第6話 松下村塾

 翌日、勤めを終えて塾に行ってみると、昨日の様子とは一変していた。おおよそ五十人ほどの塾生が、それぞれ真剣な面持ちで議論を戦わせていたのだ。

 普通、武家の塾というのは、先生が塾生に向かって座り、子曰く何やらかんやら、とやるものだ。けれども、今の松下村塾はまるで勝手が違った。


 まず、年少組と年長組に分かれて部屋を使っていた。年少組の方はまだ普通の塾に近かった。だが使っているのは論語ではなく、日本外史!だった。ちょうど毛利氏の巻を、声を揃えて読み下していた。

「天下まさに乱れんとす。子、ただ退いて守るべし。我が家に先君(元就公のこと)のごとき雄資あらば、則ち可なり」

 そんな節回しが、板張りの天井に響いていた。


 一方、年長組の方はというと、上座に松陰先生、その左右に赤鉢巻組と白鉢巻組が陣取り、まるで合戦のように議論していた。

「進んで異国に学ぶべし!異国の商人、職人、名のある学者を国に招き、異国の技術を積極的に取り入れるべきだ!」

 背の高い坊主頭の赤鉢巻が、鼻息荒く声を張ると、

「いや、それではこの国を異国に明け渡すも同じ。むしろ異国と一戦して、戦国の気概を取り戻すべきだ!」

 細身で目つきの鋭い白鉢巻が切り返していた。

 なかなか過激なやり取りだが、松陰先生はというと、ただ穏やかな笑みを浮かべて黙って見守るだけだった。


「利助、お前も入ったのか」

 議論に見入っていると、後ろから懐かしい声が聞こえた。吉田栄太郎だ。

「栄太郎、久しぶり。お前も塾生なのか」

「ああ。おれは先生が牢から出された頃からね。最初は小さな塾だったけど、あっちの久坂さんが、こっちの高杉さんを連れてきたあたりから評判になってね。今じゃ藩の上士まで通うようになったよ」

「それで、これは何をやっているんだ?」

「紅白に分かれての論戦。先生が出したお題に対して、どっちが論破できるかを競っている。今日のお題は、清国はどうすれば阿片戦争でイギリスに勝てたか、だ」

 阿片戦争といえば、十年ほど前にイギリスが清国を黒船と鉄砲で叩きのめしたという、あの戦だ。そんな話題を議論するとは……

「栄太郎は出ないのか?」

「今日は用事番だからね。でもいつもは、やっているよ」

「先生は何もしないのか?」

「お題を出して、勝敗の行司をするだけ。あとで一人ずつ講評してくれる。それがまた的確でね、つい頑張っちゃうんだよ」

 あの本好きで物静かな栄太郎が、こんな勝負に加わっているとは。

「久坂さんと高杉さんって?」

「赤鉢巻が久坂さん。藩医の出だ。白鉢巻が高杉さん。お前、知り合いだろう?」

 いわれてみれば、見覚えがある。萩に来たばかりの頃に預けられた寺の裏が高杉家で、ガキ同士で少し遊んだ。あのちびで病弱だった高杉さんが、今やぴかぴかの若様に変わっていた。

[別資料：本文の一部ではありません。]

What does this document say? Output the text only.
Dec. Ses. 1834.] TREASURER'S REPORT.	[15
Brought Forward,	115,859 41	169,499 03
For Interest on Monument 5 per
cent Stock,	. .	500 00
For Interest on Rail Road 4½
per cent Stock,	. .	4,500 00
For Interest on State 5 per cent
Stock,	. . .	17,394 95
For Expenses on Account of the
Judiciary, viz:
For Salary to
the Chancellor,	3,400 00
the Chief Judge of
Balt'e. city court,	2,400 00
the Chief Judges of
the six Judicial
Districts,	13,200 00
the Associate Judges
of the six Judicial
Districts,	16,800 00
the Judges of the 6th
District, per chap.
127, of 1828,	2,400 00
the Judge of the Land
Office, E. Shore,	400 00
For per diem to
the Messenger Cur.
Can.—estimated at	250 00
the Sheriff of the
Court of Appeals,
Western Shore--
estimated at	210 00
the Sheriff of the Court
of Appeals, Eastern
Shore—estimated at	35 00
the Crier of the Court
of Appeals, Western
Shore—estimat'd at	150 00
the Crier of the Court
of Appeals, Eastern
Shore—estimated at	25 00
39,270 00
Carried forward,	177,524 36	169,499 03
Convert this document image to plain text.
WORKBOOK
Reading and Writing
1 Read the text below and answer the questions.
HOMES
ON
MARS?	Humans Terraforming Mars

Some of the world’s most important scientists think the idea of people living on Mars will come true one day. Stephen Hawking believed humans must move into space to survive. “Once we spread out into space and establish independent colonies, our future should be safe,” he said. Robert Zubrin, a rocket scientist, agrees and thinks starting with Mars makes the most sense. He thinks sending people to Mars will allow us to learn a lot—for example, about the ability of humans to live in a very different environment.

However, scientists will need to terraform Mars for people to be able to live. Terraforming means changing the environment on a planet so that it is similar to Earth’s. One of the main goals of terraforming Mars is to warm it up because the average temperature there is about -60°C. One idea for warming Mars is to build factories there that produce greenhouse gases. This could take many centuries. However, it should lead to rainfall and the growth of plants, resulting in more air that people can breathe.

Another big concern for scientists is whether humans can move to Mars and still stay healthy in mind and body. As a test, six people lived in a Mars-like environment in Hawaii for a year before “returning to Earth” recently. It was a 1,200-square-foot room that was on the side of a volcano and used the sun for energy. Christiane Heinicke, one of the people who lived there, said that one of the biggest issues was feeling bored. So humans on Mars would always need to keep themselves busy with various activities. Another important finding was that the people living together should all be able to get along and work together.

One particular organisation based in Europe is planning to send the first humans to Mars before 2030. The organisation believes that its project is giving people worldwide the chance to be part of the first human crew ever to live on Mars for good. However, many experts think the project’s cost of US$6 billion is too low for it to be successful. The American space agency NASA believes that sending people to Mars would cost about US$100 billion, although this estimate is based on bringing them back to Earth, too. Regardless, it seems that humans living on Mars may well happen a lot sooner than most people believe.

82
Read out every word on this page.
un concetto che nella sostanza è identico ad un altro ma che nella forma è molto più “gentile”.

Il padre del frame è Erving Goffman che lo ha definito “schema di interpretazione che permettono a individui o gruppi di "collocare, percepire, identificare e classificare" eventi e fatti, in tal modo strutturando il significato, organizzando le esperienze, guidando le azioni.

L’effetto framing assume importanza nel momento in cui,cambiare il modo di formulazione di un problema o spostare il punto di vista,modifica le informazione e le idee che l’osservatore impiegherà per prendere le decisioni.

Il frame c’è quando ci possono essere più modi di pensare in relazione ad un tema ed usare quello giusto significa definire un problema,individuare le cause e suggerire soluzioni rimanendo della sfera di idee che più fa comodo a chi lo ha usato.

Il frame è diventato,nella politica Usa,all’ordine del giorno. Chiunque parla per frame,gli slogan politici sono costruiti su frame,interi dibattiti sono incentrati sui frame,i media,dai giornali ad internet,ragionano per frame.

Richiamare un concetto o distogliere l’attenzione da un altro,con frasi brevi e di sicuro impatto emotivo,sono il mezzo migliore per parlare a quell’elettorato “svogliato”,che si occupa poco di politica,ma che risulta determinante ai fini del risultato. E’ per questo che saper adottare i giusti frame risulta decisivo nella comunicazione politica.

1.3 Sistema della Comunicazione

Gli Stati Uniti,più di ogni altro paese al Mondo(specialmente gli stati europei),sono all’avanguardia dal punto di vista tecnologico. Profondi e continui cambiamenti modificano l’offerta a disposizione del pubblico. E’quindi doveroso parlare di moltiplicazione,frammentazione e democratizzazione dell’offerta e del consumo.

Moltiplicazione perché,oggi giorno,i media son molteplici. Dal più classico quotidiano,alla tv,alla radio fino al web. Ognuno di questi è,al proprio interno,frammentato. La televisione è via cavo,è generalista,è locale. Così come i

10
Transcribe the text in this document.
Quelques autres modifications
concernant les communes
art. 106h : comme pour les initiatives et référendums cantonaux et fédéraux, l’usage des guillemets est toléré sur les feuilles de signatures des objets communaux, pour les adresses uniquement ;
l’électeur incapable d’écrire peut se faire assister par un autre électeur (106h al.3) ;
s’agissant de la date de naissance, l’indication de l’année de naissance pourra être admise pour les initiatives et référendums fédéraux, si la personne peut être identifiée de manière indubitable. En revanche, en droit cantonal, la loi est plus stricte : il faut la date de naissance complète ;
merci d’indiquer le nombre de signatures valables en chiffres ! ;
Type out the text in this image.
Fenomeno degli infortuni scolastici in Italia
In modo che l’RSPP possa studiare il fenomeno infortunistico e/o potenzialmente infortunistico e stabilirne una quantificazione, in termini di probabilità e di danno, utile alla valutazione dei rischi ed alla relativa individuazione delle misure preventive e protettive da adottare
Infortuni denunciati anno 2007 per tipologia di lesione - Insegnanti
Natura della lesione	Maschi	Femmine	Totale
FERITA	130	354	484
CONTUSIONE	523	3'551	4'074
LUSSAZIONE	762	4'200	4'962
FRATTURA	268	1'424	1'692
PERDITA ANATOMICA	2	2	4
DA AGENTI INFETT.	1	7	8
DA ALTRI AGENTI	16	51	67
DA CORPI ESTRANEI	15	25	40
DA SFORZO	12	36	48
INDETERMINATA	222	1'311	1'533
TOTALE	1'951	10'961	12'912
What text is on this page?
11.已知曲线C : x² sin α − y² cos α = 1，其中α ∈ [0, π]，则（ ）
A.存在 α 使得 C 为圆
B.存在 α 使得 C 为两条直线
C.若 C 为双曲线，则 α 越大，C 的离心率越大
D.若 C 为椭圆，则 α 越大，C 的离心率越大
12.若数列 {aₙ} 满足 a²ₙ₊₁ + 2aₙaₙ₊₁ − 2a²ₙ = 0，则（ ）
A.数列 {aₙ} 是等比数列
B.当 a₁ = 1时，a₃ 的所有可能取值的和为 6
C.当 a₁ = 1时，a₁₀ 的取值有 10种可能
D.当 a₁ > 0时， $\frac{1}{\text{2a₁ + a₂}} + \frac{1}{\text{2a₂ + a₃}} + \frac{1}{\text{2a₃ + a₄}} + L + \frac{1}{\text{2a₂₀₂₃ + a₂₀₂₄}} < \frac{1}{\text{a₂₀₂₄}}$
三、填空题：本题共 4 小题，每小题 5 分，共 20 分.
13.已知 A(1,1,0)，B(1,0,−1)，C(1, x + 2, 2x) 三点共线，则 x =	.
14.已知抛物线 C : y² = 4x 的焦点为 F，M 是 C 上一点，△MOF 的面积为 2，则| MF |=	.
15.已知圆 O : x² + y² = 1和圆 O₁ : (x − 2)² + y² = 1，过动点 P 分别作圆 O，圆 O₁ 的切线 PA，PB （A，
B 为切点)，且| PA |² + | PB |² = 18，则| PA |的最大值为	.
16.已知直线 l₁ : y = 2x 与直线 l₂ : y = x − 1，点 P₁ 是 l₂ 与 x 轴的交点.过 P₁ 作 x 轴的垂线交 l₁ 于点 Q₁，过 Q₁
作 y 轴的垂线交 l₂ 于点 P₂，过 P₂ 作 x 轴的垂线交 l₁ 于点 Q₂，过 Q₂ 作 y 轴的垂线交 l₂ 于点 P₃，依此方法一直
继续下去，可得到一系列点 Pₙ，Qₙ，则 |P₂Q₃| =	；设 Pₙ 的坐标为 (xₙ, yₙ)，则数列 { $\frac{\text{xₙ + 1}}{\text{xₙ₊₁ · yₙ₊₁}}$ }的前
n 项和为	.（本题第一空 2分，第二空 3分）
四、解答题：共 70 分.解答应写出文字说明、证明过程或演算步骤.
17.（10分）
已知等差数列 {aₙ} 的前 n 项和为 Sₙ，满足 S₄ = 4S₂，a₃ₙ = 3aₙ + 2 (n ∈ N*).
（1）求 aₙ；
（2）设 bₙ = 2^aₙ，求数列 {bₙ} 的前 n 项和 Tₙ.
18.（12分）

「今はまだ議論で済んでいるけど、そのうち取っ組み合いが始まるよ」

 栄太郎は笑っていた。


 果たして、しばらくすると……。

「義助!表に出え。お前の軟弱な思考を叩き直してやる!」

「高杉さん、またそれですか。議論で勝てんと拳に訴えるのは、あなたの悪い癖ですよ」

 それでも松陰先生は、なお微笑んだまま。止めるそぶりも見せず、ただ温かい眼差しを二人に注いでいた。

 議論と、取っ組み合いと。どうやらここは、ただ学ぶだけの場所じゃなさそうだ。

 ……こんな日々に、おれはついていけるのだろうか。